Image from Lee Hsien Loong’s Facebook page (Photo by MCI)

by Augustine Low

The “degree of training” that Singapore’s leaders go through before moving up the ranks is what sets them apart from leaders of other countries.

This was highlighted by Minister K Shanmugam in an interview with the South China Morning Post last weekend.

However, that’s only half the story.

To get the full story, we have to ask: Training for what purpose? Training to what end?

The answer lies in the cabinet we have before us. There is a sameness about the ministers – the sameness of men and women cut from the same cloth, straight from the same assembly line.

So much so that it is difficult to tell one minister apart from another.

Look how Minister Indranee Rajah put up her defence for the Keppel bribery scandal and how Minister Josephine Teo did it for the SPH Media circulation scandal.

Both put on the same impassive face, both addressed what they wanted to address, one singled it out as an “in-between” solution, the other singled out readership (not circulation) as the focus. The same “magic formula” from the assembly line.

So it doesn’t matter who said what, who did what, it could have been one or the other.

While many ministers claim to be of a humble origin, their path to the cabinet, more often than not, runs straight through the road of elitism – elite school, elite scholarship, then elite training ground for a career as a political elite.

The SAF has become the most prolific breeding ground for top dogs – first stop general, next stop minister. Prime Minister Lee Hsien Loong was the first one to take that route, so you could say that he was a forerunner of the assembly line formula.

Whether they are former generals or they had their training with the administrative service, with NTUC or some Temasek-linked company, they carry a swagger that one senses comes from two things: the belief that it’s their destiny to be a minister, and the belief that a minister can do no wrong.

Even if they start out different, they soon gravitate to be like each other, to be birds of the same feather. They know that the system is uncompromising and the only way to succeed is to fall in line, to toe the party line and to conform – they have to look the part, they have to sound the part.

For example, ministers who do not have the chops will learn soon enough that they must double up as discipline masters when the opportunity strikes.

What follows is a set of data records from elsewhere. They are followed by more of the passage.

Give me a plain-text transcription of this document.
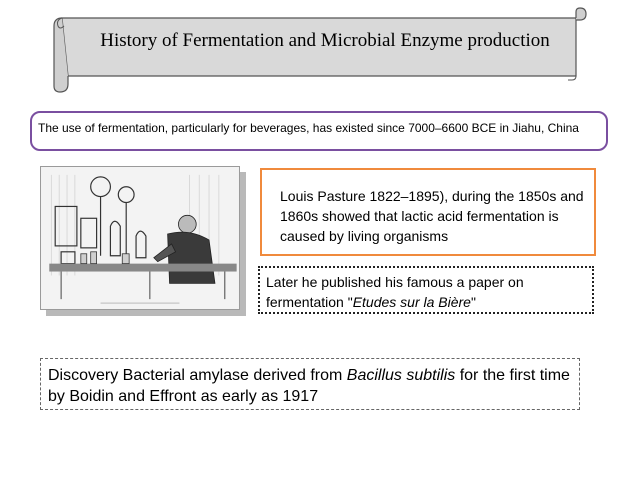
History of Fermentation and Microbial Enzyme production
The use of fermentation, particularly for beverages, has existed since 7000–6600 BCE in Jiahu, China
Louis Pasture 1822–1895), during the 1850s and 1860s showed that lactic acid fermentation is caused by living organisms
Later he published his famous a paper on fermentation "Etudes sur la Bière"
Discovery Bacterial amylase derived from Bacillus subtilis for the first time by Boidin and Effront as early as 1917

The system demands it of them.

Apologise! Apologise! Apologise or else! It is as if the ability to extract apologies is a key performance indicator.

In the short time he has been in Parliament, Leong Mun Wai of the Progress Singapore Party has been pressed to apologise by a host of ministers. Sylvia Lim of the Workers’ Party was badgered by no less than three ministers to apologise over remarks on GST test balloons (which eventually turned out to have some vindication).

But when the tables are turned, it’s a different story. Minister Josephine Teo claimed she had not come across even one migrant worker “that has demanded an apology” so no need to apologise over COVID-19 outbreak at dormitories.

So the same assembly line formula can be used one way or the other to suit their purpose.

For an indication that over time, they become more and more like each other, look no further than Deputy Prime Minister Lawrence Wong. He has done awfully well with his smirk lately. You could swear that before becoming DPM, he didn’t have that smirk. But with his elevated status, he now has a smirk to rival Minister Chan Chun Sing.

The Oxford dictionary defines a smirk as a silly or unpleasant smile that shows you are pleased with yourself, and know something that other people do not know.

It’s no surprise that they bring their best smirk to Parliament – as the Opposition only knows too well.

Not long ago, Heng Swee Keat was Prime Minister-in-waiting, today it is Lawrence Wong, and it could just as well be Chan Chun Sing or Ong Ye Kung.

It doesn’t matter whether it’s one or the other since they are all trained to perpetuate the system of ownself check ownself, ownself praise ownself, ownself excuse ownself. They are all products of the same assembly line, making conformity and groupthink their trademark.